Jennifer and Thomas Bohmbach would live in Walker Art Center if they could. That's what the Minneapolis couple told designer Kurt Gough from Shelter Architecture as they began to explore building an addition to their home in the Bryn Mawr neighborhood.
"We wanted it to be modern and have walls to show my photographs and our art," said Jennifer. "That statement solidified the direction we ended up going."
And they didn't let their home's architectural style -- an early 1900s Dutch Colonial -- stop them.
"We attached our version of the Walker Art Center to the back of their house," said Gough. The street view is classic Dutch Colonial. But in the back, the home morphs into a two-story flat-roofed box.
The Bohmbachs call it "the mullet house" because of its conventional facade in front and its edgy style in back. Their neighbors like it, too. At a recent neighborhood garage sale, "We got nothing but compliments," Jennifer said. "Tons of people said it was stunning."
Emerging trend
A new modern addition attached to an older traditional home is clearly not for everyone.
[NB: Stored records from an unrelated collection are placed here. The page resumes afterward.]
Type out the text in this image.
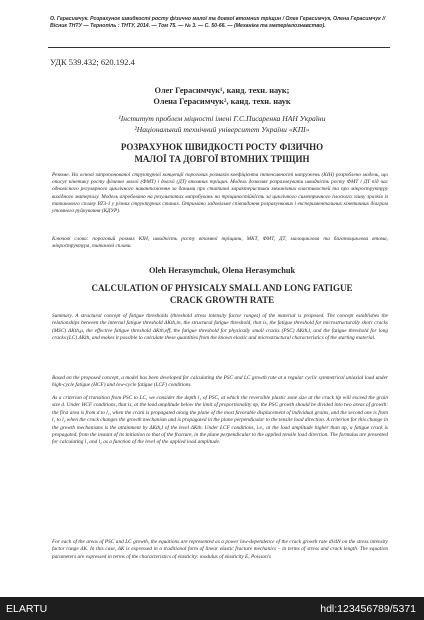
О. Герасимчук. Розрахунок швидкості росту фізично малої та довгої втомних тріщин / Олег Герасимчук, Олена Герасимчук // Вісник ТНТУ — Тернопіль : ТНТУ, 2014. — Том 75. — № 3. — С. 50-66. — (Механіка та матеріалознавство).
УДК 539.432; 620.192.4
Олег Герасимчук¹, канд. техн. наук;
Олена Герасимчук², канд. техн. наук
¹Інститут проблем міцності імені Г.С.Писаренка НАН України
²Національний технічний університет України «КПІ»
РОЗРАХУНОК ШВИДКОСТІ РОСТУ ФІЗИЧНО
МАЛОЇ ТА ДОВГОЇ ВТОМНИХ ТРІЩИН
Резюме. На основі запропонованої структурної концепції порогових розмахів коефіцієнта інтенсивності напружень (КІН) розроблено модель, що описує кінетику росту фізично малої (ФМТ) і довгої (ДТ) втомних тріщин. Модель дозволяє розраховувати швидкість росту ФМТ і ДТ під час одновісного регулярного циклічного навантаження за даними про статичні характеристики механічних властивостей та про мікроструктуру вихідного матеріалу. Модель апробовано на результатах випробувань на тріщиностійкість за циклічного симетричного плоского згину зразків із титанового сплаву ВТ3-1 у різних структурних станах. Отримано задовільне співпадання розрахункових і експериментальних кінетичних діаграм утомного руйнування (КДУР).
Ключові слова: пороговий розмах КІН, швидкість росту втомної тріщини, МКТ, ФМТ, ДТ, малоциклова та багатоциклова втома, мікроструктура, титанові сплави.
Oleh Herasymchuk, Olena Herasymchuk
CALCULATION OF PHYSICALY SMALL AND LONG FATIGUE
CRACK GROWTH RATE
Summary. A structural concept of fatigue thresholds (threshold stress intensity factor ranges) of the material is proposed. The concept establishes the relationships between the internal fatigue threshold ΔKth,in, the structural fatigue threshold, that is, the fatigue threshold for microstructurally short cracks (MSC) ΔKth,μ, the effective fatigue threshold ΔKth,eff, the fatigue threshold for physically small cracks (PSC) ΔKth,l, and the fatigue threshold for long cracks (LC) ΔKth, and makes it possible to calculate these quantities from the known elastic and microstructural characteristics of the starting material.
Based on the proposed concept, a model has been developed for calculating the PSC and LC growth rate at a regular cyclic symmetrical uniaxial load under high-cycle fatigue (HCF) and low-cycle fatigue (LCF) conditions.
As a criterion of transition from PSC to LC, we consider the depth l₁ of PSC, at which the reversible plastic zone size at the crack tip will exceed the grain size d. Under HCF conditions, that is, at the load amplitude below the limit of proportionality σp, the PSC growth should be divided into two areas of growth: the first area is from d to l₁, when the crack is propagated along the plane of the most favorable displacement of individual grains, and the second one is from l₁ to l₂ when the crack changes the growth mechanism and is propagated in the plane perpendicular to the tensile load direction. A criterion for this change in the growth mechanisms is the attainment by ΔKth,l of the level ΔKth. Under LCF conditions, i.e., at the load amplitude higher than σp, a fatigue crack is propagated, from the instant of its initiation to that of the fracture, in the plane perpendicular to the applied tensile load direction. The formulas are presented for calculating l₁ and l₂ as a function of the level of the applied load amplitude.
For each of the areas of PSC and LC growth, the equations are represented as a power law-dependence of the crack growth rate dl/dN on the stress intensity factor range ΔK. In this case, ΔK is expressed in a traditional form of linear elastic fracture mechanics – in terms of stress and crack length. The equation parameters are expressed in terms of the characteristics of elasticity: modulus of elasticity E, Poisson's
ELARTU	hdl:123456789/5371
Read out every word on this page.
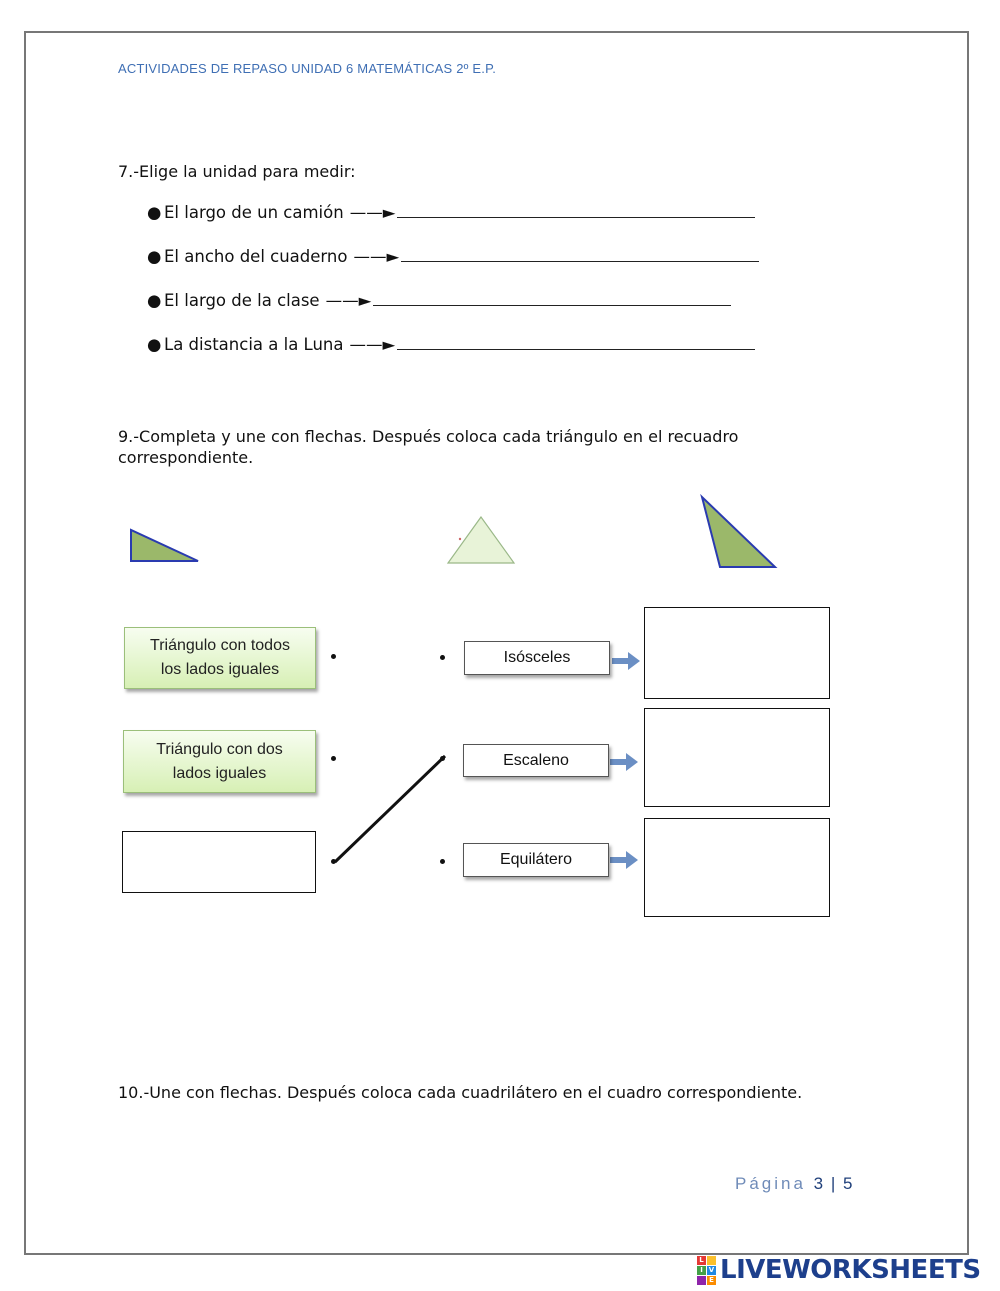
ACTIVIDADES DE REPASO UNIDAD 6 MATEMÁTICAS 2º E.P.
7.-Elige la unidad para medir:
● El largo de un camión ——►
● El ancho del cuaderno ——►
● El largo de la clase ——►
● La distancia a la Luna ——►
9.-Completa y une con flechas. Después coloca cada triángulo en el recuadro correspondiente.
Triángulo con todos los lados iguales
Triángulo con dos lados iguales
Isósceles
Escaleno
Equilátero
10.-Une con flechas. Después coloca cada cuadrilátero en el cuadro correspondiente.
Página 3 | 5
L
I V
E LIVEWORKSHEETS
Most homeowners simply extend the original architectural style with similar materials, form and design to create a seamless blend of old and new.
But architects are detecting a gradual wave of clients inquiring about creative, out-of-the-box ideas for home additions inside and out. They attribute it to more exposure of projects that successfully fuse traditional and modern design on TV shows, the Internet and in their neighborhoods, as well as influences from European architecture, where modern structures are added to buildings hundreds of years old. Architects say that a focus on sustainability, functionality and green materials and products also contributes to more modern design solutions.